Staatsanwaltschaft ermittelt

Schülerin (†13) stirbt auf Klassenfahrt in London - Eltern erheben schwere Vorwürfe gegen Lehrer

Während einer Klassenfahrt in London starb eine 13-Jährige aus Mönchengladbach.
Während einer Klassenfahrt in London starb eine 13-Jährige aus Mönchengladbach.
© picture alliance / robertharding, Antonio Busiello

06. September 2019 - 11:48 Uhr

Verdacht der fahrlässigen Tötung

Eine 13-Jährige aus Mönchengladbach fährt auf Klassenfahrt nach London. Dort verschlechtert sich der Gesundheitszustand der zuckerkranken Schülerin rapide. Kurz darauf stirbt sie. Ihre Eltern und Klassenkameraden erheben schwere Vorwürfe gegen die Lehrer, der Vater schaltet einen Anwalt ein. Jetzt ermittelt die Staatsanwaltschaft wegen des Verdachts der fahrlässigen Tötung.
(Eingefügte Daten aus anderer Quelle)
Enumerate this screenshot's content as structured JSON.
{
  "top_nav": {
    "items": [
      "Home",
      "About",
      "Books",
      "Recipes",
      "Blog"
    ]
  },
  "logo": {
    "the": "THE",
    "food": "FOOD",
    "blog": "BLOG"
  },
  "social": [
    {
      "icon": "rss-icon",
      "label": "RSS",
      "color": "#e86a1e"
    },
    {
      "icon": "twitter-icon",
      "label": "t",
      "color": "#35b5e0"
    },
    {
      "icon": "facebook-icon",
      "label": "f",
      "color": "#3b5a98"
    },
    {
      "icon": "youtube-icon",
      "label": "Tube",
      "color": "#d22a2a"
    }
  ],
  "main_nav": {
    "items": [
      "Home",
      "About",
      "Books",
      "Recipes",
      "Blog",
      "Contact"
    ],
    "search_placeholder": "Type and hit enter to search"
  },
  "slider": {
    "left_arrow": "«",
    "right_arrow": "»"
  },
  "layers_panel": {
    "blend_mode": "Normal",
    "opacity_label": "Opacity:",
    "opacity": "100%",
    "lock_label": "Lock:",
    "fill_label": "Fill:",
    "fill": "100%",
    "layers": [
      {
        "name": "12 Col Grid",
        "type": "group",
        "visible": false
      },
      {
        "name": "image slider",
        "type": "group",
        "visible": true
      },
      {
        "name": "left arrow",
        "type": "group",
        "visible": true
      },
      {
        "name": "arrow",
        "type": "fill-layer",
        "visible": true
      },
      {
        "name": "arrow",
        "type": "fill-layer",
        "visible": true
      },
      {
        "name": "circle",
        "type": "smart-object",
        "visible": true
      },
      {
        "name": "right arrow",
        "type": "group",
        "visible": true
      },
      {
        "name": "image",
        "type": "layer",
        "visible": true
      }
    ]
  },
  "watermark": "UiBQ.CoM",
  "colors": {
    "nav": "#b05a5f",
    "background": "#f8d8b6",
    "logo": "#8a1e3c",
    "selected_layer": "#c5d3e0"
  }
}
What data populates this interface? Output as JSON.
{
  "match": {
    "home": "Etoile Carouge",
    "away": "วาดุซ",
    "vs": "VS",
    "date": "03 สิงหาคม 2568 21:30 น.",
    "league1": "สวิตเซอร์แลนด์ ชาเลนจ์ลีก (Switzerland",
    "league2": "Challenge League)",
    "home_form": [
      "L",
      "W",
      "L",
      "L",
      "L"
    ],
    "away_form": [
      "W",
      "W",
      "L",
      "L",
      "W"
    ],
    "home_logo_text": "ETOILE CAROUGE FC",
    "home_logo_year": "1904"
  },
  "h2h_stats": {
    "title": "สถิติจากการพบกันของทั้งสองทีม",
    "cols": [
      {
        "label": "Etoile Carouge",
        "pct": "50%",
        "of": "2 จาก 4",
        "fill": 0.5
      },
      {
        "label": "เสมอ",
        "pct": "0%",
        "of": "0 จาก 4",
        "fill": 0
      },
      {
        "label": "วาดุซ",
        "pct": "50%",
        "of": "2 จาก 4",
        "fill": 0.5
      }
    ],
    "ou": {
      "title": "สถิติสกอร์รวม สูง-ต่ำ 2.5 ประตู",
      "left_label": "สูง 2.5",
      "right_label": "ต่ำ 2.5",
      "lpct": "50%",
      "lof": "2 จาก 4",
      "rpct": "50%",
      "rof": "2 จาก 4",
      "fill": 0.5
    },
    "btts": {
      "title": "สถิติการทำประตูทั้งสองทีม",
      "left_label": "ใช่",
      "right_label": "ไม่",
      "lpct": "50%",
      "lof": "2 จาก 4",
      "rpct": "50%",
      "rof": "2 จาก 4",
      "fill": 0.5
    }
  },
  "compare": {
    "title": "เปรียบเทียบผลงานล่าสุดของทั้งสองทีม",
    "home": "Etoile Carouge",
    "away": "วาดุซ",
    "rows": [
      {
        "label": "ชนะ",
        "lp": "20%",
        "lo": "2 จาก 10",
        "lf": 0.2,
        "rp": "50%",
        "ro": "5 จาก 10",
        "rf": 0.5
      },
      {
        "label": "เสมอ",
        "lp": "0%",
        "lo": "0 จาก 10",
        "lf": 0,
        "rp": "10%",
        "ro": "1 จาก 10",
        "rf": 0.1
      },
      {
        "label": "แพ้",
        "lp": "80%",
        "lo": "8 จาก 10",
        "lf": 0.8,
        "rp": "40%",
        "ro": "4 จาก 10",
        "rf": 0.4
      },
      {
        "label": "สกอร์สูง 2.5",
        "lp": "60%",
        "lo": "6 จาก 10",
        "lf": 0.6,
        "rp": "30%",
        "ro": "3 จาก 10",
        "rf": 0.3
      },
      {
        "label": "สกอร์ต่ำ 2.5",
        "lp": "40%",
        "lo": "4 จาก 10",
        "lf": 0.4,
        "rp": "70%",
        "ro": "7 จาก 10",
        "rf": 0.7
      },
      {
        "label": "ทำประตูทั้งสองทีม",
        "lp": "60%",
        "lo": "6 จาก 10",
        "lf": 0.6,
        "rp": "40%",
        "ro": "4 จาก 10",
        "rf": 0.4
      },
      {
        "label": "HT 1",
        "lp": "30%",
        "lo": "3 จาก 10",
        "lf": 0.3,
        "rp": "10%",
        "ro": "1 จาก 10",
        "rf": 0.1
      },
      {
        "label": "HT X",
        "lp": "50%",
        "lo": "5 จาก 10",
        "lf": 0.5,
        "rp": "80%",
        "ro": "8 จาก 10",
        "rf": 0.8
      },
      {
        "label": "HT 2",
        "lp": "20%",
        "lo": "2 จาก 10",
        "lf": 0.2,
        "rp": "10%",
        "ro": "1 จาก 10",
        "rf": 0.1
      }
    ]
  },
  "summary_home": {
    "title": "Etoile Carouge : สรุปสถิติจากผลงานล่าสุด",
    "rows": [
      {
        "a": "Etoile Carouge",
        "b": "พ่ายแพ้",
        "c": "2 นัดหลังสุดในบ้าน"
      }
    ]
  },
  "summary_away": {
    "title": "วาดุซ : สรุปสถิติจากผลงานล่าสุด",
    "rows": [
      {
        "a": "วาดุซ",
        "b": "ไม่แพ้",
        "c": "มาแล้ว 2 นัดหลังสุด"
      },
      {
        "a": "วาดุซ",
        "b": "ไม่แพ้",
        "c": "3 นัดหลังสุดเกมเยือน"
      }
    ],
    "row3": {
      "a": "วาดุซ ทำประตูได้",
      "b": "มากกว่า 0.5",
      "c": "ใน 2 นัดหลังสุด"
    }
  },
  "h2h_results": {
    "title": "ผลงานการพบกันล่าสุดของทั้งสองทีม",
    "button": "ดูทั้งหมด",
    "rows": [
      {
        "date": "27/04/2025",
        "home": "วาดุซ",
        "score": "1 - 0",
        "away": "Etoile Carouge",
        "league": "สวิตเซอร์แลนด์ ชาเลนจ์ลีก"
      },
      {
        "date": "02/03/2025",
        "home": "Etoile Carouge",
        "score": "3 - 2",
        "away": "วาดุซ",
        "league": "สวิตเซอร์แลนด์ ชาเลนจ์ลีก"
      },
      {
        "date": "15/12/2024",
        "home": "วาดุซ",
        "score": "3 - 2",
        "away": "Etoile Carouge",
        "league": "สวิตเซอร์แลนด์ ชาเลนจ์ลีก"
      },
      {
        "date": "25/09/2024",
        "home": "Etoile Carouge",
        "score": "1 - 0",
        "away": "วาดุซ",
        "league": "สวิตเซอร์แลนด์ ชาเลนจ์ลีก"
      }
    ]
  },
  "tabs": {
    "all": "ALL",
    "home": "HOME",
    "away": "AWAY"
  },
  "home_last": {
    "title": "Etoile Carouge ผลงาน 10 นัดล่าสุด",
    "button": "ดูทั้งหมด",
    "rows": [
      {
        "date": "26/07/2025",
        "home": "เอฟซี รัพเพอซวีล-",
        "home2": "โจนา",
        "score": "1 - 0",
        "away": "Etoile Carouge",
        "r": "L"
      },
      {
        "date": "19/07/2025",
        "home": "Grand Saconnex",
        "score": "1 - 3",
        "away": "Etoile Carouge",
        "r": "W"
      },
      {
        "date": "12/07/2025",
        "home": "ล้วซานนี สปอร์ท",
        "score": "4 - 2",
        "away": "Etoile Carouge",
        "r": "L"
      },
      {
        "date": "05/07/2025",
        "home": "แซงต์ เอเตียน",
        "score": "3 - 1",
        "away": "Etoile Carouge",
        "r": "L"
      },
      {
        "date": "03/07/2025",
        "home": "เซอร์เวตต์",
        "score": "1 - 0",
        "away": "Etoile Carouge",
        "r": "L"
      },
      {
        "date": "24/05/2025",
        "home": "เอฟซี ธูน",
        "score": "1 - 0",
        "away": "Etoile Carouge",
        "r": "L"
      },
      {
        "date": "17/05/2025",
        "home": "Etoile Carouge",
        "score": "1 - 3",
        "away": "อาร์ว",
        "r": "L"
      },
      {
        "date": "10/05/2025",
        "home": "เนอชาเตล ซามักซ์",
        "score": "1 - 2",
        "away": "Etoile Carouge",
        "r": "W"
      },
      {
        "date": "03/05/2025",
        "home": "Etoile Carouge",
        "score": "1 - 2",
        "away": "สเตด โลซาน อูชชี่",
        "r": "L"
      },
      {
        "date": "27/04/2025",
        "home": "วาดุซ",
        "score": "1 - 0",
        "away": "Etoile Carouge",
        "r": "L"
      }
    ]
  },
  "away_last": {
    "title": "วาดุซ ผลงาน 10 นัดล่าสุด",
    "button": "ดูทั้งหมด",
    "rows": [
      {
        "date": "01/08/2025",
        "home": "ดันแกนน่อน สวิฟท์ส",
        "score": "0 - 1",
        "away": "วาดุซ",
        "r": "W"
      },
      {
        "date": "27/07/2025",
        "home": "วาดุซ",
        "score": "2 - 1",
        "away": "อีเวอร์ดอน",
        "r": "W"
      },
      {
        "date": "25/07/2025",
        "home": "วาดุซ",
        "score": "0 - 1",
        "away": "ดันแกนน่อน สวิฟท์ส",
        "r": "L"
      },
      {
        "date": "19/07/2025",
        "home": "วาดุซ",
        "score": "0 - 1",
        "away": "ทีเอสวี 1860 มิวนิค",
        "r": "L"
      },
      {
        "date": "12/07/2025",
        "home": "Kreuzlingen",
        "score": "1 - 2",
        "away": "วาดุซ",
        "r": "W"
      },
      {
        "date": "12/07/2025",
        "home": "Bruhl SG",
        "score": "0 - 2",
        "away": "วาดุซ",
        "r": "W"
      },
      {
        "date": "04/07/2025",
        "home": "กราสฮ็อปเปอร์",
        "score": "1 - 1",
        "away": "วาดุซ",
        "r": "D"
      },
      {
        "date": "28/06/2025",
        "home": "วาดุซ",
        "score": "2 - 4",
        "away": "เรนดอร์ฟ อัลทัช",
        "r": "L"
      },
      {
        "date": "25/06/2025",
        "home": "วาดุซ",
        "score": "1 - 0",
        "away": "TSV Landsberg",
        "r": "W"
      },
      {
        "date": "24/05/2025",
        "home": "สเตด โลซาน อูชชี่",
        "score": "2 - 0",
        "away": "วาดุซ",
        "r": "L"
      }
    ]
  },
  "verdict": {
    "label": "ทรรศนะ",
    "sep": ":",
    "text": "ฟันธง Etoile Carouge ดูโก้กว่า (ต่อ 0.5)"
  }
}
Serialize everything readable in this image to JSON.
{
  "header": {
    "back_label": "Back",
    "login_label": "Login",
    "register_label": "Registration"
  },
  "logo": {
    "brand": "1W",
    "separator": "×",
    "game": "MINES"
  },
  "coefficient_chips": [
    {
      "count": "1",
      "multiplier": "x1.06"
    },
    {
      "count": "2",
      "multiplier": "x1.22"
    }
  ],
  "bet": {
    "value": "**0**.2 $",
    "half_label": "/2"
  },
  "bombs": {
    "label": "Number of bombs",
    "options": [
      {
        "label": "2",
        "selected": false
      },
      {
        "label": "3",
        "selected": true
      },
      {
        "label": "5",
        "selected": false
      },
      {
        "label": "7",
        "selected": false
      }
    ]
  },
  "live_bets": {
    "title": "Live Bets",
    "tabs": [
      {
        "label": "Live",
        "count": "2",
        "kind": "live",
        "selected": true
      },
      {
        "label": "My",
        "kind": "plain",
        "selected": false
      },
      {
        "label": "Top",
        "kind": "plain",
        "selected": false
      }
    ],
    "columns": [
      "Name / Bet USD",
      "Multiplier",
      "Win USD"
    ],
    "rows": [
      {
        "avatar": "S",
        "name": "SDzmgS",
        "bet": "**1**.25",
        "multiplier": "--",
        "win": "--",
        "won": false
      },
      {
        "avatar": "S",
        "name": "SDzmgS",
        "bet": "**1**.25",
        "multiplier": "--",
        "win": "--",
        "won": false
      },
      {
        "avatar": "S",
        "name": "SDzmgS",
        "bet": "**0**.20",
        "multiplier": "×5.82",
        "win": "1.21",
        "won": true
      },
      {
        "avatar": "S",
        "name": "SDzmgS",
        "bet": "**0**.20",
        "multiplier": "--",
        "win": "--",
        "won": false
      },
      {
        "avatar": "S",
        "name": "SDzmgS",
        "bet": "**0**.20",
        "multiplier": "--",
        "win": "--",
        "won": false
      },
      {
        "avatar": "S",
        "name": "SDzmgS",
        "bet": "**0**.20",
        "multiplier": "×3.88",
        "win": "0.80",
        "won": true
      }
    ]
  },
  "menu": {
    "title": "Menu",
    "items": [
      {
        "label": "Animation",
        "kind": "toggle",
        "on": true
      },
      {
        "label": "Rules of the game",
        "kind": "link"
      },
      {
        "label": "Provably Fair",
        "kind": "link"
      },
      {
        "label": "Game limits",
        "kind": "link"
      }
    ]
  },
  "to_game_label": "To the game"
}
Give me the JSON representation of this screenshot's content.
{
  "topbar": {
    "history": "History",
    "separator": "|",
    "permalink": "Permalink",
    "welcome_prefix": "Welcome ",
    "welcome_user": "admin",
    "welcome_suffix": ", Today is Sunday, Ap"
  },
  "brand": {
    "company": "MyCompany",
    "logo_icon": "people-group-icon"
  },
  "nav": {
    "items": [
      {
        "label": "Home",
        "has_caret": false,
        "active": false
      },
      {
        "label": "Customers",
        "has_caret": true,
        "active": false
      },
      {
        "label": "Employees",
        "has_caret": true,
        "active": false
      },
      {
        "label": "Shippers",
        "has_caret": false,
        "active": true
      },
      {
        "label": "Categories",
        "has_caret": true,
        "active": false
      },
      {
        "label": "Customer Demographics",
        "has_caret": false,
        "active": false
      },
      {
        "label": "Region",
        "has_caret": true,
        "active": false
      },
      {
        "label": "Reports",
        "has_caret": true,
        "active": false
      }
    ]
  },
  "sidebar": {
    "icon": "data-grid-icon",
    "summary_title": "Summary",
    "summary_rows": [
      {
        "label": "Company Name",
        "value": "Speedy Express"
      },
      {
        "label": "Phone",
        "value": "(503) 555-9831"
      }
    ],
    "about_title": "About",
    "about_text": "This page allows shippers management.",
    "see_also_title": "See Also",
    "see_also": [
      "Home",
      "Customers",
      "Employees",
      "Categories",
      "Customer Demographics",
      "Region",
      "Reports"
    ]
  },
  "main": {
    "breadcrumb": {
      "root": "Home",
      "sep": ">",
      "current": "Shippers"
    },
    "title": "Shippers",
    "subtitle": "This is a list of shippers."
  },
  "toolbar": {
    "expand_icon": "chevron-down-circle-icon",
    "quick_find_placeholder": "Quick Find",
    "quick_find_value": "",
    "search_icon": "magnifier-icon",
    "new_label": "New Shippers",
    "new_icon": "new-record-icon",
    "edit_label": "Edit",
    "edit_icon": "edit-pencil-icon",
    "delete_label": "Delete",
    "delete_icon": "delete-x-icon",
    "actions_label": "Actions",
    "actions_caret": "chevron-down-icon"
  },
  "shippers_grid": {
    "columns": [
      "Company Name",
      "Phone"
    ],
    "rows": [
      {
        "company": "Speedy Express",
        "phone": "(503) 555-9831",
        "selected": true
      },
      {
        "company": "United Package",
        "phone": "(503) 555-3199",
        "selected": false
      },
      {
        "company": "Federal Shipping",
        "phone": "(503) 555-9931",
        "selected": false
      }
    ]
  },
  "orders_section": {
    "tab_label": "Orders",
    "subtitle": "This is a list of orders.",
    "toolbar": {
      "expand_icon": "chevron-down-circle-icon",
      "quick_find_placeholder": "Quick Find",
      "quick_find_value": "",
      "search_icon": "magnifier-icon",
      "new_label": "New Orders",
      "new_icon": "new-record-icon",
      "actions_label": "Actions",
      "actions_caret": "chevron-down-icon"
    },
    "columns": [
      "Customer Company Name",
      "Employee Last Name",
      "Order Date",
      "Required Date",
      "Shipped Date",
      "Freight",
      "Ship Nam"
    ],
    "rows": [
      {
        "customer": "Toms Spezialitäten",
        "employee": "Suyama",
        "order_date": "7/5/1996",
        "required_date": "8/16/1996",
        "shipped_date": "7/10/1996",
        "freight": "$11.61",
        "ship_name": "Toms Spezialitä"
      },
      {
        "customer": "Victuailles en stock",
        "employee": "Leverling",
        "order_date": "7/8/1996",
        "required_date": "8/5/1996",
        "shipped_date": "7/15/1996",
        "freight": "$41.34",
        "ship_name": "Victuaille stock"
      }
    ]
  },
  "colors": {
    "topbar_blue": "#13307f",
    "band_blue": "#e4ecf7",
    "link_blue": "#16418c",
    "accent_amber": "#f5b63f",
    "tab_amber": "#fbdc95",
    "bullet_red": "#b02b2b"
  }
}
Kinder sollen keinen Lehrer gefunden haben

"Die Eltern machen den Lehrern erhebliche Vorwürfe, die Schule war im Vorfeld über die Erkrankung schriftlich informiert, es war aber auch allgemein bekannt", teilt der vom Vater eingeschaltete Anwalt Klaus Voßmeyer auf RTL-Anfrage mit. Den Aussagen der Schüler zufolge hatte sich die 13-Jährige bereits am Ankunftstag am 27. Juni nach dem Essen mehrfach übergeben. Die Kinder hätten an diesem Tag jedoch keinen Lehrer mehr gefunden, den sie über den Zustand des Mädchens informieren konnten. Als es sich ständig weiter übergab, halfen ihm die Kinder zur Toilette und stellten schließlich einen Eimer hin, während die Mitschülerin immer schwächer wurde, wie Voßmeyer sagte.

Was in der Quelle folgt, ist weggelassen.